Caratina had picked each piece out so lovingly, from the bone-china vases on pedestals to the pale blue and-mauve chaises. Returning to his true form, that of Demone Prince, he went crazy.

Blinded with fury, with desire so sharp it bordered on madness, he slashed and tore the chairs into strips of fabric and piles of fluff. Then when that wasn’t enough, he picked up the vases and tossed them into the fire, into the walls, hearing them break into a thousand tiny pieces.

“Sir!” Giles’s voice boomed.

Whirling, still manic with rage, he snarled. “Get out of here, Giles.” His voice thundered with the roll of power. “Unless you wish to spar with me, then go!”

His manservant never took his eyes off him as he methodically shrugged out of his tailcoat.

“Giles.” He growled a warning because with the mood he was in, he felt ready to kill something.

“Sir, you loved and lost. It is not wrong to find something again.”

He snarled again, curling his fingers into fists. “Do not speak to me of such matters.”

Ignoring his master’s obvious threat, Giles took his time rolling the dark sleeves of his shirt up his elbows. “Mistress Caratina would never have wanted this for you.”

In a flash, Rumpel was upon Giles. The first crack of his fist into the man’s face felt satisfying, but not nearly as satisfying as hearing the bone crunch and seeing the blood spurt from his nose. “Never speak to me of her!”

In an instant Giles was not his manservant but the captain of the royal guard, the man of legend and fury, a seasoned warrior. Rumpel’s blood hummed because this was exactly what he’d needed.

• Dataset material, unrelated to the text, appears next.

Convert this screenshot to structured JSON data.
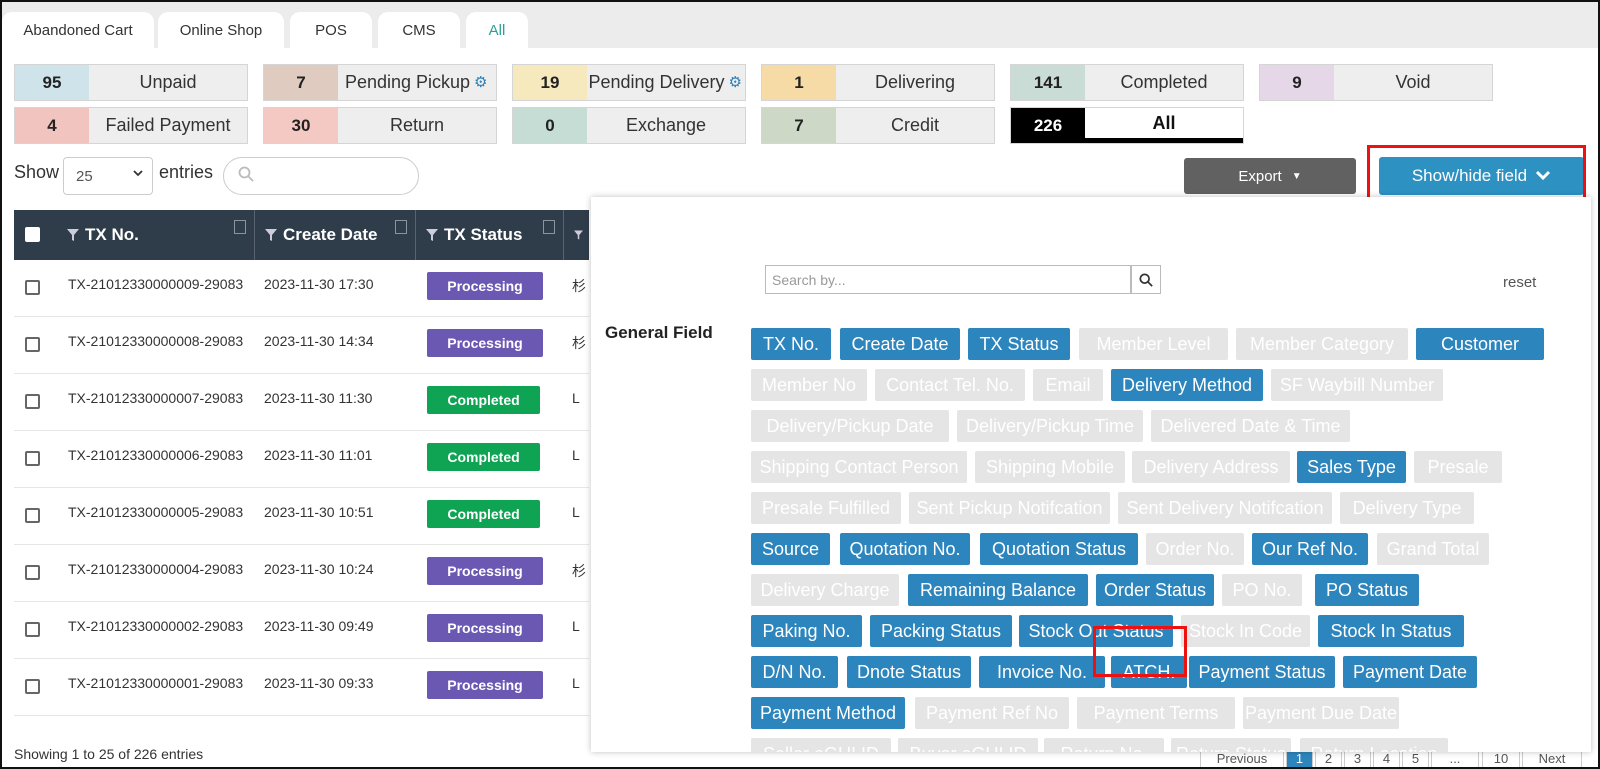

With a growl, Giles shot to his feet and landed a blow to Rumpel’s gut that took the breath from him. Smearing the blood from his nose with the back of his hand, he sneered down at his prince. “Do not tell me you’ve grown soft in your old age, Prince.”

With a laugh, Rumpel rolled to the side and hopped to his feet, and the two were upon each other. Evenly matched, they traded blow after blow. An arcing fist smashed into Rumpel’s temple, knocking him senseless for a moment. Stumbling, seeing stars, he dropped his head and charged into Giles like a stampeding rhino, dragging his servant to the ground.

The rush of air expelling from Giles’s lips told Rumpel he’d landed a solid blow. But he was too dizzy to stand, and draping a hand over his eyes, he laughed, a great, booming sound that quickly turned to a groan as he grabbed his ribs.

“You’ve the devil about you still, Giles,” he quipped.

Obedient servant once more, his man sat up and rubbed his sternum. “You hit like a gnat.” He spat out a glob of blood.

And then they were both laughing. After a minute, feeling immensely better and not quite so dizzy, Rumpel sat up and looked around at the chaos he’d caused.

When it dawned on him what he’d done, what he’d destroyed, his laughter turned to a sigh. “I’m a mess.”